Atravesando calles convertidas por el ocaso en arterias que surcan otras urbes, otros mundos, Silva recuerda ahora el colofón del episodio ocurrido cinco años atrás.
La irrupción de los paramédicos en el departamento transformado en sepulcro por decreto del faraón que lo habitaba. La mirada de los vecinos alineados en el corredor, en la que se alternaban el asco y el asombro. La camilla donde fue colocado lo que quedaba del faraón que expiraría a bordo de la ambulancia, sin decir una palabra, mucho antes de llegar al hospital.
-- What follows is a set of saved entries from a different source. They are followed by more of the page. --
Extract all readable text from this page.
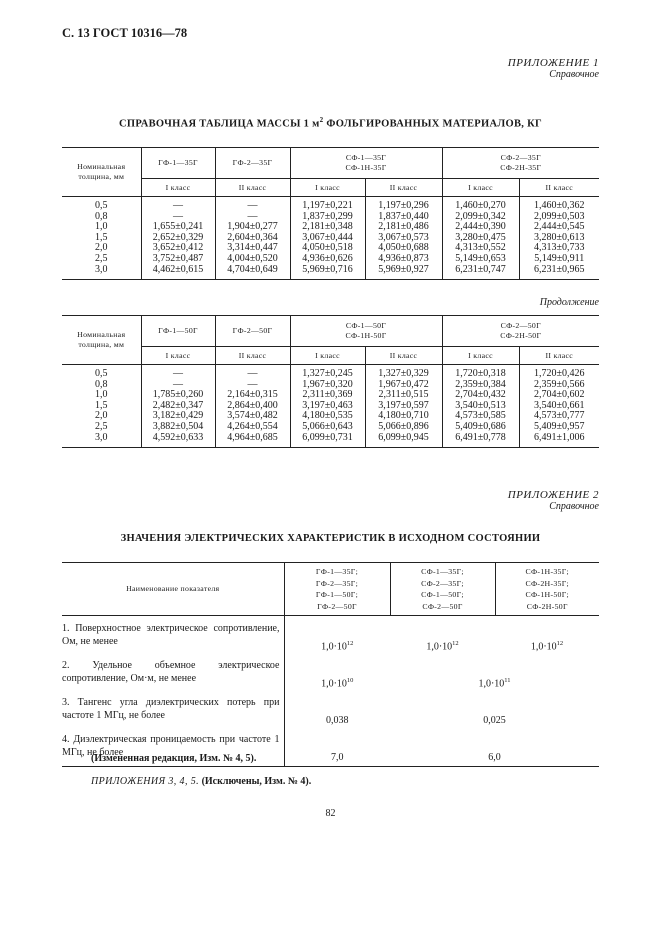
С. 13 ГОСТ 10316—78
ПРИЛОЖЕНИЕ 1
Справочное
СПРАВОЧНАЯ ТАБЛИЦА МАССЫ 1 $м^2$ ФОЛЬГИРОВАННЫХ МАТЕРИАЛОВ, КГ
Номинальная
толщина, мм	ГФ-1—35Г	ГФ-2—35Г	СФ-1—35Г
СФ-1Н-35Г		СФ-2—35Г
СФ-2Н-35Г	
	I класс	II класс	I класс	II класс	I класс	II класс
0,5	—	—	1,197±0,221	1,197±0,296	1,460±0,270	1,460±0,362
0,8	—	—	1,837±0,299	1,837±0,440	2,099±0,342	2,099±0,503
1,0	1,655±0,241	1,904±0,277	2,181±0,348	2,181±0,486	2,444±0,390	2,444±0,545
1,5	2,652±0,329	2,604±0,364	3,067±0,444	3,067±0,573	3,280±0,475	3,280±0,613
2,0	3,652±0,412	3,314±0,447	4,050±0,518	4,050±0,688	4,313±0,552	4,313±0,733
2,5	3,752±0,487	4,004±0,520	4,936±0,626	4,936±0,873	5,149±0,653	5,149±0,911
3,0	4,462±0,615	4,704±0,649	5,969±0,716	5,969±0,927	6,231±0,747	6,231±0,965
Продолжение
Номинальная
толщина, мм	ГФ-1—50Г	ГФ-2—50Г	СФ-1—50Г
СФ-1Н-50Г		СФ-2—50Г
СФ-2Н-50Г	
	I класс	II класс	I класс	II класс	I класс	II класс
0,5	—	—	1,327±0,245	1,327±0,329	1,720±0,318	1,720±0,426
0,8	—	—	1,967±0,320	1,967±0,472	2,359±0,384	2,359±0,566
1,0	1,785±0,260	2,164±0,315	2,311±0,369	2,311±0,515	2,704±0,432	2,704±0,602
1,5	2,482±0,347	2,864±0,400	3,197±0,463	3,197±0,597	3,540±0,513	3,540±0,661
2,0	3,182±0,429	3,574±0,482	4,180±0,535	4,180±0,710	4,573±0,585	4,573±0,777
2,5	3,882±0,504	4,264±0,554	5,066±0,643	5,066±0,896	5,409±0,686	5,409±0,957
3,0	4,592±0,633	4,964±0,685	6,099±0,731	6,099±0,945	6,491±0,778	6,491±1,006
ПРИЛОЖЕНИЕ 2
Справочное
ЗНАЧЕНИЯ ЭЛЕКТРИЧЕСКИХ ХАРАКТЕРИСТИК В ИСХОДНОМ СОСТОЯНИИ
Наименование показателя	ГФ-1—35Г;
ГФ-2—35Г;
ГФ-1—50Г;
ГФ-2—50Г	СФ-1—35Г;
СФ-2—35Г;
СФ-1—50Г;
СФ-2—50Г	СФ-1Н-35Г;
СФ-2Н-35Г;
СФ-1Н-50Г;
СФ-2Н-50Г
1. Поверхностное электрическое сопротивление, Ом, не менее	$1,0\cdot 10^{12}$	$1,0\cdot 10^{12}$	$1,0\cdot 10^{12}$
2. Удельное объемное электрическое сопротивление, Ом·м, не менее	$1,0\cdot 10^{10}$	$1,0\cdot 10^{11}$
3. Тангенс угла диэлектрических потерь при частоте 1 МГц, не более	0,038	0,025	
4. Диэлектрическая проницаемость при частоте 1 МГц, не более	7,0	6,0	
(Измененная редакция, Изм. № 4, 5).
ПРИЛОЖЕНИЯ 3, 4, 5. (Исключены, Изм. № 4).
82
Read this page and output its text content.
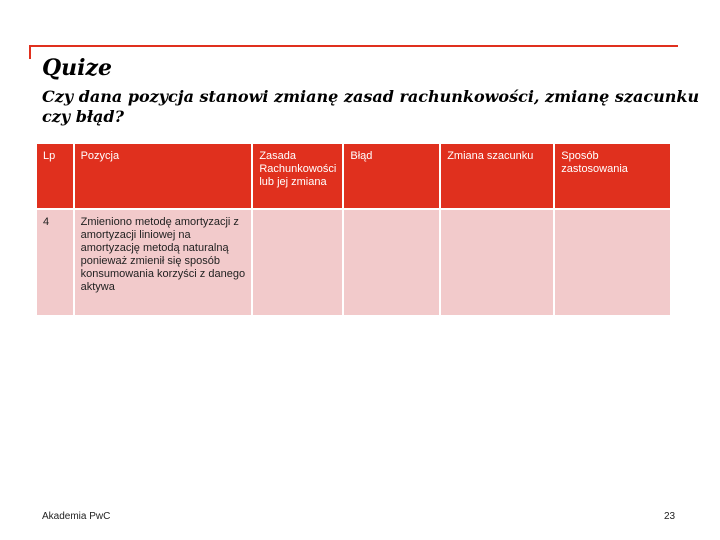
Quize

Czy dana pozycja stanowi zmianę zasad rachunkowości, zmianę szacunku czy błąd?

Lp	Pozycja	Zasada Rachunkowości lub jej zmiana	Błąd	Zmiana szacunku	Sposób zastosowania
4	Zmieniono metodę amortyzacji z amortyzacji liniowej na amortyzację metodą naturalną ponieważ zmienił się sposób konsumowania korzyści z danego aktywa				
Akademia PwC	23
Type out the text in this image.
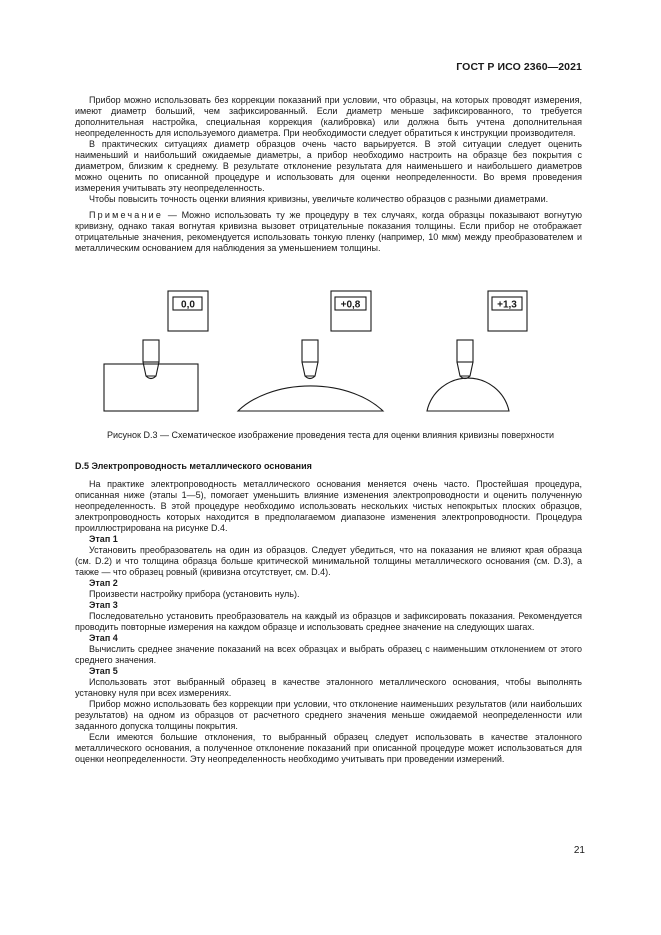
ГОСТ Р ИСО 2360—2021

Прибор можно использовать без коррекции показаний при условии, что образцы, на которых проводят измерения, имеют диаметр больший, чем зафиксированный. Если диаметр меньше зафиксированного, то требуется дополнительная настройка, специальная коррекция (калибровка) или должна быть учтена дополнительная неопределенность для используемого диаметра. При необходимости следует обратиться к инструкции производителя.

В практических ситуациях диаметр образцов очень часто варьируется. В этой ситуации следует оценить наименьший и наибольший ожидаемые диаметры, а прибор необходимо настроить на образце без покрытия с диаметром, близким к среднему. В результате отклонение результата для наименьшего и наибольшего диаметров можно оценить по описанной процедуре и использовать для оценки неопределенности. Во время проведения измерения учитывать эту неопределенность.

Чтобы повысить точность оценки влияния кривизны, увеличьте количество образцов с разными диаметрами.

Примечание — Можно использовать ту же процедуру в тех случаях, когда образцы показывают вогнутую кривизну, однако такая вогнутая кривизна вызовет отрицательные показания толщины. Если прибор не отображает отрицательные значения, рекомендуется использовать тонкую пленку (например, 10 мкм) между преобразователем и металлическим основанием для наблюдения за уменьшением толщины.

0,0	+0,8	+1,3
Рисунок D.3 — Схематическое изображение проведения теста для оценки влияния кривизны поверхности

D.5 Электропроводность металлического основания

На практике электропроводность металлического основания меняется очень часто. Простейшая процедура, описанная ниже (этапы 1—5), помогает уменьшить влияние изменения электропроводности и оценить полученную неопределенность. В этой процедуре необходимо использовать нескольких чистых непокрытых плоских образцов, электропроводность которых находится в предполагаемом диапазоне изменения электропроводности. Процедура проиллюстрирована на рисунке D.4.

Этап 1

Установить преобразователь на один из образцов. Следует убедиться, что на показания не влияют края образца (см. D.2) и что толщина образца больше критической минимальной толщины металлического основания (см. D.3), а также — что образец ровный (кривизна отсутствует, см. D.4).

Этап 2

Произвести настройку прибора (установить нуль).

Этап 3

Последовательно установить преобразователь на каждый из образцов и зафиксировать показания. Рекомендуется проводить повторные измерения на каждом образце и использовать среднее значение на следующих шагах.

Этап 4

Вычислить среднее значение показаний на всех образцах и выбрать образец с наименьшим отклонением от этого среднего значения.

Этап 5

Использовать этот выбранный образец в качестве эталонного металлического основания, чтобы выполнять установку нуля при всех измерениях.

Прибор можно использовать без коррекции при условии, что отклонение наименьших результатов (или наибольших результатов) на одном из образцов от расчетного среднего значения меньше ожидаемой неопределенности или заданного допуска толщины покрытия.

Если имеются большие отклонения, то выбранный образец следует использовать в качестве эталонного металлического основания, а полученное отклонение показаний при описанной процедуре может использоваться для оценки неопределенности. Эту неопределенность необходимо учитывать при проведении измерений.

21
La evaporación del olor a azufre a las pocas horas de la salida de la camilla. La colección de frascos que se desechó en cuanto el laboratorio confirmó que el contenido era piel arrancada con los dientes, perteneciente al hombre cuyo cadáver nadie reclamó. La identidad del faraón reducida a un par de credenciales y unos cuantos papeles y disuelta en el apodo otorgado en el cuerpo de policía.
Su nombre comenzaba con R. Su nombre o su apellido.
El remedo de galaxia dibujado por una mano casi infantil en el cielo raso del departamento.
La butaca apostada en el centro de un círculo de tiza roja.
Entonces Giotto, que era un hombre muy gentil, tomó una hoja de papel y, con un pincel impregnado de color rojo, después de apoyar el brazo en uno de sus costados, trazó a pulso un círculo tan perfecto que todos los allí presentes quedaron llenos de asombro.
Como los vecinos alineados en el corredor.
Eres más redondo que la O de Giotto, piensa Silva, o lo que es igual: eres más importante de lo que suponía.
El proverbio lo sorprende porque ignora su origen. ¿En qué rincón de la memoria habrá permanecido oculto? ¿Es suyo ese dato o se trata de un implante mnemónico, activado por un programador de recuerdos ajenos? ¿Qué recuerdos le pertenecen?
Un recuerdo de este mundo que uno nunca acaba de conocer.